The Land
Lovers of the Land...
From the earliest times Christian monks have always had a special relationship to the land. One of the ancient monastic vows we still take today is the vow of "Stability." This vow binds us to a particular place and a particular Community. In 1098, our first Cistercian Fathers, like the desert monks before them, searched for a place far from the haunts of men. They described themselves as "lovers of the place and of the brothers."
In 1944, when this monastery was founded it was relatively far from the "haunts of men" as well.
The monks settled on a piece of land where cotton had been grown for a number of years. At the time, there were still a scattering of sharecroppers' houses located around the almost 2,000 acre property. The property itself was somewhat diverse, including fields, second growth forest, and a good bit of what was then called swamp. When the monks, hoping to follow their agricultural roots, sent a soil sample to the University of Georgia, they were told "to make bricks."
Eventually, the dirt road was replaced with a paved state highway. Today we find ourselves trying to preserve some semblance of a rural setting while being surrounded by a growing suburbia. Trappist Monasteries around the country and abroad have a unique and beautiful setting. Many had a natural beauty to start with; others were transformed under the loving hands of the monks. Beauty, however, and some bit of solitude are both necessary ingredients for our style of contemplative life.
It can be argued that 2,000 acres is an excessively large area to create a beautiful solitude for contemplative life.

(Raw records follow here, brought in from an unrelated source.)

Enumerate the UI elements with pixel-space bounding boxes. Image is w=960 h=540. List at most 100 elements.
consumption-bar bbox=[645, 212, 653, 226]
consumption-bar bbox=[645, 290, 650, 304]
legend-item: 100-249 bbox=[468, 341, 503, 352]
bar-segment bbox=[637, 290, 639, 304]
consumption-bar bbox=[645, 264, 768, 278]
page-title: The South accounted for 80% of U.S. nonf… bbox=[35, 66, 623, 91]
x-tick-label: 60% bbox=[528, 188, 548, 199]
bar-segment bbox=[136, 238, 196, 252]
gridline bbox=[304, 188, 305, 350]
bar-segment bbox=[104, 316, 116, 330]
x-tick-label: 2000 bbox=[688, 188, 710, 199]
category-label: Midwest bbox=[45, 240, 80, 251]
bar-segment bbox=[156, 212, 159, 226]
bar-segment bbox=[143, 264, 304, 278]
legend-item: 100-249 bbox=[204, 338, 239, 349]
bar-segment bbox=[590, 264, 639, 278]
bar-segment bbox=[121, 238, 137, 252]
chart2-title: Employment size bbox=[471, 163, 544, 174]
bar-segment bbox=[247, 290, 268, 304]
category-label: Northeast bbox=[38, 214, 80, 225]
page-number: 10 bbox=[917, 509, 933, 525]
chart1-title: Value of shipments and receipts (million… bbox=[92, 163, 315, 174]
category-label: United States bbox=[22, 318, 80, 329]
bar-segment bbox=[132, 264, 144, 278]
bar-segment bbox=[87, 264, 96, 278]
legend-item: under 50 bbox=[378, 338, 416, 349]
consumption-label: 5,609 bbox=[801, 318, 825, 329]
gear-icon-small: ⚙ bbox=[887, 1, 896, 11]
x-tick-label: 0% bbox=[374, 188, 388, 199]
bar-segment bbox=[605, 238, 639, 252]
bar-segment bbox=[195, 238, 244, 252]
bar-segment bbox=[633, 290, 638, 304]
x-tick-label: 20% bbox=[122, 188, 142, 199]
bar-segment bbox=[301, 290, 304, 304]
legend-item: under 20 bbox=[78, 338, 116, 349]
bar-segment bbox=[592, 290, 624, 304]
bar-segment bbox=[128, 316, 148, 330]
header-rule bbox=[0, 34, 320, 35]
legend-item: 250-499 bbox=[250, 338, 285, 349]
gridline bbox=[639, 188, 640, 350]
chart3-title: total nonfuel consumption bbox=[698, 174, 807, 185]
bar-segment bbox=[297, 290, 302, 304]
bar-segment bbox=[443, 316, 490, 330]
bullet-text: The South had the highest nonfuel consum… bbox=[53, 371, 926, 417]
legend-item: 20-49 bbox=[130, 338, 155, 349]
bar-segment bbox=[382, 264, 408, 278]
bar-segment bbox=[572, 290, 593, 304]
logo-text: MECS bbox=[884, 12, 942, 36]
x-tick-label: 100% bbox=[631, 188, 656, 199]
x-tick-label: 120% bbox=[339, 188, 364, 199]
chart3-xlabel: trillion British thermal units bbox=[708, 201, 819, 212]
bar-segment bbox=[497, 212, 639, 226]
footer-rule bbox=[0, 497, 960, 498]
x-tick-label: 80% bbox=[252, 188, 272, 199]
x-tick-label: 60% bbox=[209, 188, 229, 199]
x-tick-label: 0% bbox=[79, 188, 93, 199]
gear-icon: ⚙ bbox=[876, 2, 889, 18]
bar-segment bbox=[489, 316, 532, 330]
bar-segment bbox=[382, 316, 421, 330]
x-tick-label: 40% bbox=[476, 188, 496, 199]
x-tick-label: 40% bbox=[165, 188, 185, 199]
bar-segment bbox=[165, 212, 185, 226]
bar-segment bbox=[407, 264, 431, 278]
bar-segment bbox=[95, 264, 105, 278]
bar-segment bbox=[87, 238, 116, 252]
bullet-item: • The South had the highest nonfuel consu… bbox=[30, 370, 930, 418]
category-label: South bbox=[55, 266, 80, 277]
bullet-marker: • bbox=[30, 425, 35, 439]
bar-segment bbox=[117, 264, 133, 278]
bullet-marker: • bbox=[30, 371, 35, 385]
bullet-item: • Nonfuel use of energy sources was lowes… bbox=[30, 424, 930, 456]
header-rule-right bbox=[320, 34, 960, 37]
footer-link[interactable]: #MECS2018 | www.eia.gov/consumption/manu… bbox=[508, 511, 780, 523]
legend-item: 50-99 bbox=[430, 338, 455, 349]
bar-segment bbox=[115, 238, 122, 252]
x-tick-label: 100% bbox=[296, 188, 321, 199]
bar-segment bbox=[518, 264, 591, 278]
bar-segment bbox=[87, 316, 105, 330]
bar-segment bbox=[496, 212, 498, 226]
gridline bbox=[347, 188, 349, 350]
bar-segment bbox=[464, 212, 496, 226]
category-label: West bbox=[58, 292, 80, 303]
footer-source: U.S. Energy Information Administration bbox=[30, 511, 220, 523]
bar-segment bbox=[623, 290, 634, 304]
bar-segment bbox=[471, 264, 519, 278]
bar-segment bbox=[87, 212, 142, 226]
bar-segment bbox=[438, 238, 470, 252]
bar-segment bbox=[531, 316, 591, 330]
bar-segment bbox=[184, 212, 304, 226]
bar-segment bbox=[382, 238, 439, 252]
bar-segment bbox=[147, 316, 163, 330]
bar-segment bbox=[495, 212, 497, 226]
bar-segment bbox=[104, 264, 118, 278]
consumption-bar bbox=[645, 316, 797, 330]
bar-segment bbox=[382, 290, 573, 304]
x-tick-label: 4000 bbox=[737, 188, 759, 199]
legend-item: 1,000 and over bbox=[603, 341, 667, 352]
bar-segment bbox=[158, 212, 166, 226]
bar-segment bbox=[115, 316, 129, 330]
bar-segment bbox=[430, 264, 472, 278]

However, after years of prayerful discernment we continue to believe that the property is not just for us but is a treasure that needs protecting for future generations - not only for monks, but for all who see "greenspace" as a cherished commodity, and for all those who hunger for places of solitary beauty.
With this in mind, we have in the last 20 years, and more actively in the last 5 years, made a number of decisions concerning land use that would ensure its restoration and protection, as well as, our continuing presence here on this property we have grown to love.